Dioceses bordering Timor-Leste and the Indonesian government are collaborating to help Catholics attend the papal visit to the Catholic-majority Asian nation in September.
Indonesia's Kupang archdiocese and Atambua diocese in West Timor, which shares borders with Timor-Leste, have asked priests, nuns, and the faithful to register with them if they want to attend Pope Francis' visit to Timor-Leste.
Along with Church authorities in Timor-Leste, the dioceses have made arrangements with the immigration office to process travel documents.
Father Erminus Fkun, secretary of Kupang archdiocese, said Catholics should register themselves with their parishes which can be forwarded to the immigration office.
For the benefit of Catholics who live on small islands like Rote, Alor and Sabu, immigration officials will visit them to facilitate their trip to Timor-Leste, Fkun said.
He added that the archdiocese has made an arrangement with the bishops' council in Timor-Leste.
Yosef Hello, secretary of the Pastoral Center in Atambua diocese, said three districts of Belu, Malaka and North Central Timor under the diocese share borders with Timor-Leste.
The visitors must possess a minimum of US$100 in cash, Hello said and added that people who had "bloody hands" as a result of the Timor-Leste independence conflict in 1999 are unwelcome.
We have a special arrangement with the immigration office to facilitate the visit, he said.
Marciana Dominika Jone, regional head of the Ministry of Law in Christian-majority East Nusa Tenggara province, said the department wants to bring its "services closer to the community" to facilitate the trip to the neighboring nation.

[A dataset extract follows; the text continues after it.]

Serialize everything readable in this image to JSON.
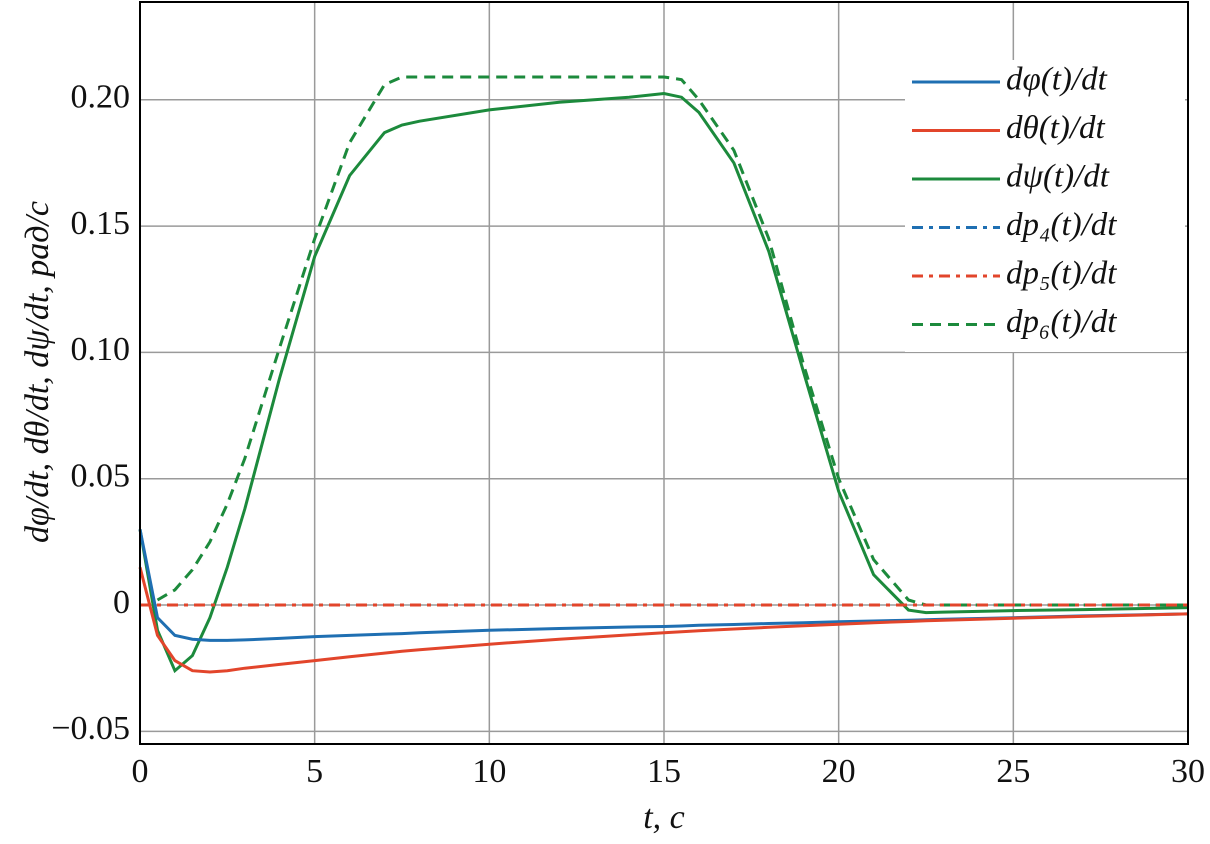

She said Catholics need not go all the way to the immigration office located in the provincial capital Kupang.
"Data can be immediately submitted to us so that passport services can be quickly scheduled before Pope Francis arrives in Dili," the capital of Timor-Leste, she said.
Nanang Mustafa, head of the Kupang Immigration Office, said visitors can obtain passports within three days instead of the usual two-week time frame.
"We are optimizing all resources to help the community," he said.
Fransiskus Mone, 72, a Catholic from South Central Timor Regency in East Nusa Tenggara province, said he wants to attend the Mass celebrated by the pope in Dili.
"I have to go there because I want to meet the Pope. If not now, when?" he said.
Pope Francis will visit Timor-Leste from Sept. 9 for three days. He will celebrate a Mass on Sept. 10 in Tasitolu in Dili where St. Pope John Paul II held a Mass during his visit in 1987 when Timor-Leste was under Indonesian rule.
The Indonesian Catholic Bishops' Conference, meanwhile, has asked its dioceses to send representatives to attend the four-day papal visit to Indonesia from Sept. 3
"The exact number of visitors is being ascertained by a committee," Father Anthonius Gregorius Lalu, deputy coordinator for media relations of the papal visit committee, told UCA News.
Bishop Dominikus Saku of Atambua said his diocese wanted up to 80 representatives to visit Jakarta to attend the papal Mass at Gelora Bung Karno Stadium in Jakarta on Sept. 5, but no one came forward to register.
"People prefer to go to Timor-Leste," the prelate added.
Apart from Indonesia and Timor-Leste, the 87-year-old pope will visit Singapore and Papua New Guinea as part of his first trip this year. The 12-day Asia visit, starting Sept. 2, is the longest of his 11-year papacy.